シェイクスピアほど書き手によって異なる顔を見せる作家もいないだろう。提出したテーマによりそって相応の答えをいつも用意してくれているようだ。

『時の娘』という有名な推理小説がある。病院でぐうぜんリチャード三世の肖像画を目にした主人公が、彼は世間の人々が思い込んでいるような極悪人ではないと直感する。肖像画の顔が発するイメージが推理の出発点である。

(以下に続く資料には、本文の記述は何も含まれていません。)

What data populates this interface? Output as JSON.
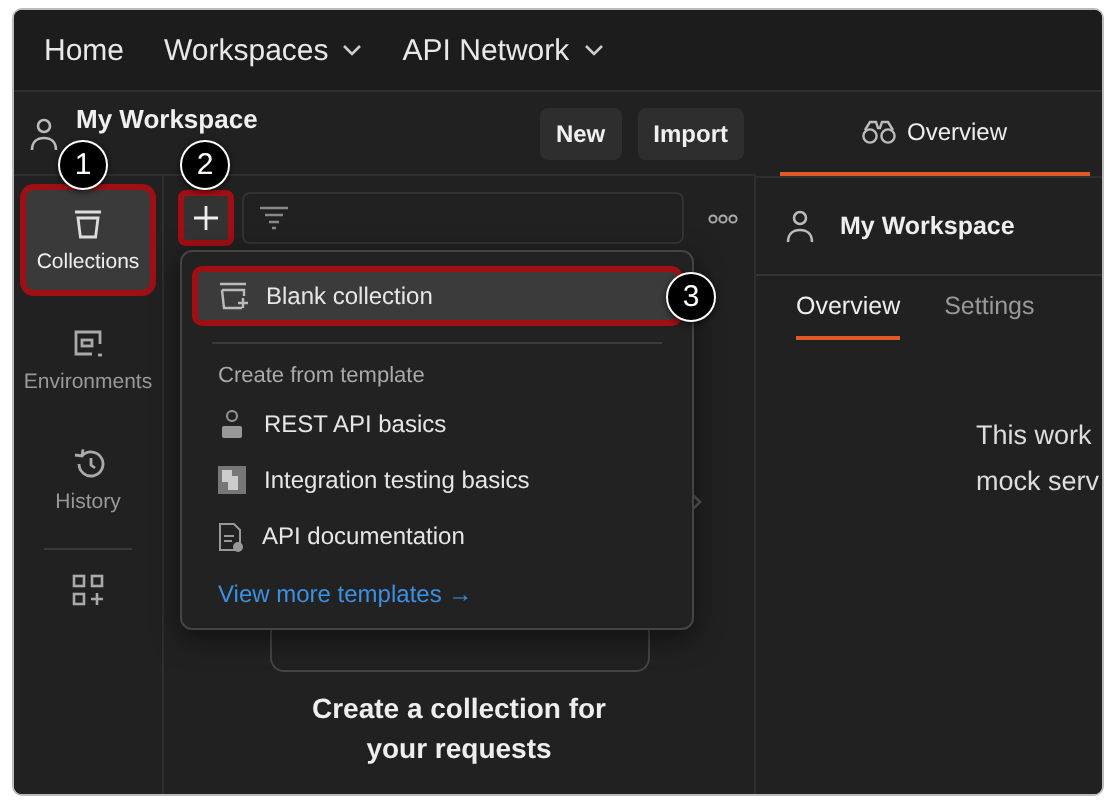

「特性がないということが、エリザベス朝の文化にあっては、人間の美の理想的なかたちである」――つまり、この時代にあっては、個性的な特徴は必要ないし、かえって、ないほうが美しいのである。 ところが、シェイクスピアはちがっていた。

「目が蔑むものを私の心が愛するのだ」

『ソネット集』のダーク・レディーやクレオパトラはいかにもレオナルドの描いた『白貂を抱く貴婦人』とは様相を異にしている。劇作家の天才は当時の理想美の基準を逸脱して、ほくろや傷痕、醜いものやグロテスクなもののなかにも〈美〉を見出していったのである。これもまた、時代のイデオロギーに対する〈作家の自由〉の挑戦であろうか。

本書は、シェイクスピアの個別の作品ではなく作品群の全体を見渡して、多様な問題を提起・分析したブリリアントな一冊である。時代の不自由さのなかで、自由を探究した天才の世界へと招待するグリーンブラットによる久々の本格的な論考。